Vice President Gabriela Michetti has spoken out in an interview with La Nacion saying that she believes that abortion should be illegal even in cases where the woman is raped.
Terminating a pregnancy due to rape is currently legal in Argentina’s legislation. Despite South America’s traditionally conservative stance on abortion, there are countries within the continent that also legalise abortion in such circumstances, although they are in the minority.
Four countries (Honduras, Dominican Republic, El Salvador and Nicaragua) have banned the procedure entirely, and six more (Peru, Ecuador, Paraguay, Venezuela, Costa Rica and Guatemala) do not allow abortion in cases of rape. This has the exception of Ecuador, where abortion due to rape is allowed if the woman has mental health problems. Colombia, Bolivia, Argentina, Panama, Mexico and Brazil all allow abortions in the case of rape.
However, Michetti told La Nacion that had she been involved in the creation of the abortion law she wouldn’t have permitted raped women to legally access abortion.
“I understand the drama that it entails,” she explained. “But there are so many dramas in life that we cannot fix that, for me, just because this drama exists, we’ll say that one can end a life. I mean, you can put the baby up for adoption and it’ll be fine.”
Part of the ongoing abortion debates in Argentina are attempting to create a better system of support for a woman who falls pregnant and doesn’t want to have the baby. However, Michetti’s advice on what to do in case of an unwanted pregnancy is less than clear.
“You can give it up for adoption, see what happens during the pregnancy, go and see a psychologist, I don’t know,” she told La Nacion.

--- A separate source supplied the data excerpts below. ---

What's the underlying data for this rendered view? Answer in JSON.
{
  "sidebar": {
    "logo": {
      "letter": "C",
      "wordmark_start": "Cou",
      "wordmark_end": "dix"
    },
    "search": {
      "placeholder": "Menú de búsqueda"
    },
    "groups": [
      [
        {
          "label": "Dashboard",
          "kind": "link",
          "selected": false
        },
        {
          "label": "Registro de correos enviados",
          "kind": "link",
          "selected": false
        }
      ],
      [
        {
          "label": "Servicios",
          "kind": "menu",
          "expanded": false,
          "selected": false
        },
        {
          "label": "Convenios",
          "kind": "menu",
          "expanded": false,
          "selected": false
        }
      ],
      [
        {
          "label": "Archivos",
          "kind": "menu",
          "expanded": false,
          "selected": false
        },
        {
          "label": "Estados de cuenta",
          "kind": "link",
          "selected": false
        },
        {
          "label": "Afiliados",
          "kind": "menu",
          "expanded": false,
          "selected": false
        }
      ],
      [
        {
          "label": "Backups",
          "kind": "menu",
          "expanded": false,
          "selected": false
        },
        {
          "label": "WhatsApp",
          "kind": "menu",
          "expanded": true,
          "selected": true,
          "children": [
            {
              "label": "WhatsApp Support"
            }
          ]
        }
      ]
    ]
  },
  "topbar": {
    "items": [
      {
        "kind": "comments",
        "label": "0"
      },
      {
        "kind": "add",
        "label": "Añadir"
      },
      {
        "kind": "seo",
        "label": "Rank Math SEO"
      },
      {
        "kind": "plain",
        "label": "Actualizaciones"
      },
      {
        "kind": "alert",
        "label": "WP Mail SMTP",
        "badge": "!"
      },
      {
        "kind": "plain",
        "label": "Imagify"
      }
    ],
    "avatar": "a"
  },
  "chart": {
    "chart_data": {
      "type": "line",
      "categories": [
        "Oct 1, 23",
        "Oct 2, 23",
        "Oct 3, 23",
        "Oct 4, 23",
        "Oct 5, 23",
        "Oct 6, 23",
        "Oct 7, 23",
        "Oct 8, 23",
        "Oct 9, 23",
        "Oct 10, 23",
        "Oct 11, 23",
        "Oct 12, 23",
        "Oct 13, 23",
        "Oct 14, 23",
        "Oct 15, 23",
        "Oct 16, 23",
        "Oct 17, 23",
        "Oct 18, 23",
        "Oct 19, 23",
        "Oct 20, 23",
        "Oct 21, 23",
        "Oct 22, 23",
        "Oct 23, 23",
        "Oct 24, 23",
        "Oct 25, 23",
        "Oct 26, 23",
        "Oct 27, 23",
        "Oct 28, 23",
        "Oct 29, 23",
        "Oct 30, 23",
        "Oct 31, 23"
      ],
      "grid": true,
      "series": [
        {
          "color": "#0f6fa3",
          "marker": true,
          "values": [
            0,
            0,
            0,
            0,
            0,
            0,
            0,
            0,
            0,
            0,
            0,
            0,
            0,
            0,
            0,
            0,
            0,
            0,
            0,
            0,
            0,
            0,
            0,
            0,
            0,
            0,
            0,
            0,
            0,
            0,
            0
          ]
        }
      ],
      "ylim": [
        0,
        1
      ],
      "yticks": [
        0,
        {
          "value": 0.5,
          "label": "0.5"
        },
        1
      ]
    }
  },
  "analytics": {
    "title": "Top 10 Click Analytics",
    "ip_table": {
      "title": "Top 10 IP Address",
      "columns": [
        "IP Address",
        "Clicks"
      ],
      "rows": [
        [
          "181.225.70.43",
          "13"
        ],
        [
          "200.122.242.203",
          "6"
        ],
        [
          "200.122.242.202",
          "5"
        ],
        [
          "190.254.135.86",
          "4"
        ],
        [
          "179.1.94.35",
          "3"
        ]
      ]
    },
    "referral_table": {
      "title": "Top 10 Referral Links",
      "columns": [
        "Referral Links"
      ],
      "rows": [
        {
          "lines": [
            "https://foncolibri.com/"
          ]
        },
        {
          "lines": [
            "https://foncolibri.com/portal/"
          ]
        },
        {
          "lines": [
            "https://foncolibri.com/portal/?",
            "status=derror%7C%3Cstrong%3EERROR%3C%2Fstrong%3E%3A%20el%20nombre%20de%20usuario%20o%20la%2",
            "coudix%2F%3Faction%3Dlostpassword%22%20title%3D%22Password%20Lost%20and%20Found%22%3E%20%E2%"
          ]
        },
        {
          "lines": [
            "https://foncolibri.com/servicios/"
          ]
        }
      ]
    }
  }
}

Her pro-life stance, supported strongly by the Catholic church, is well supported by many Argentinians who believe that the moment an embryo is conceived it has the same rights to life as any other human.
“Getting rid of a person that’s already been conceived and not letting them live…facing eight or nine months of pregnancy…to tell the truth I don’t see it,” she continued in her interview. “I mean, there are people that go through much more dramatic things that they can’t fix it and they have to put up with it. I don’t know, what do I know. For me, life is the most important right of all.”
Daniel Lipovetzky, a Buenos Aires MP tweeted a harsh criticism of Michetti’s comments, saying that the objective of the abortion debates were aimed to give women more rights, not limit them.
The legalisation of abortion was approved in the lower House of Commons on June 13, and the debates around abortion will get underway tomorrow, with a final vote from the Senators will be held on Aug. 8. With the Senators traditionally having a more conservative view, it appears unlikely that the bill will be passed. However, the New York Times reported that a National University of San Martin carried out a survey revealing that 55% of Argentines are in favour of the depenalisation of abortion. Whatever the result is, it will be a close one.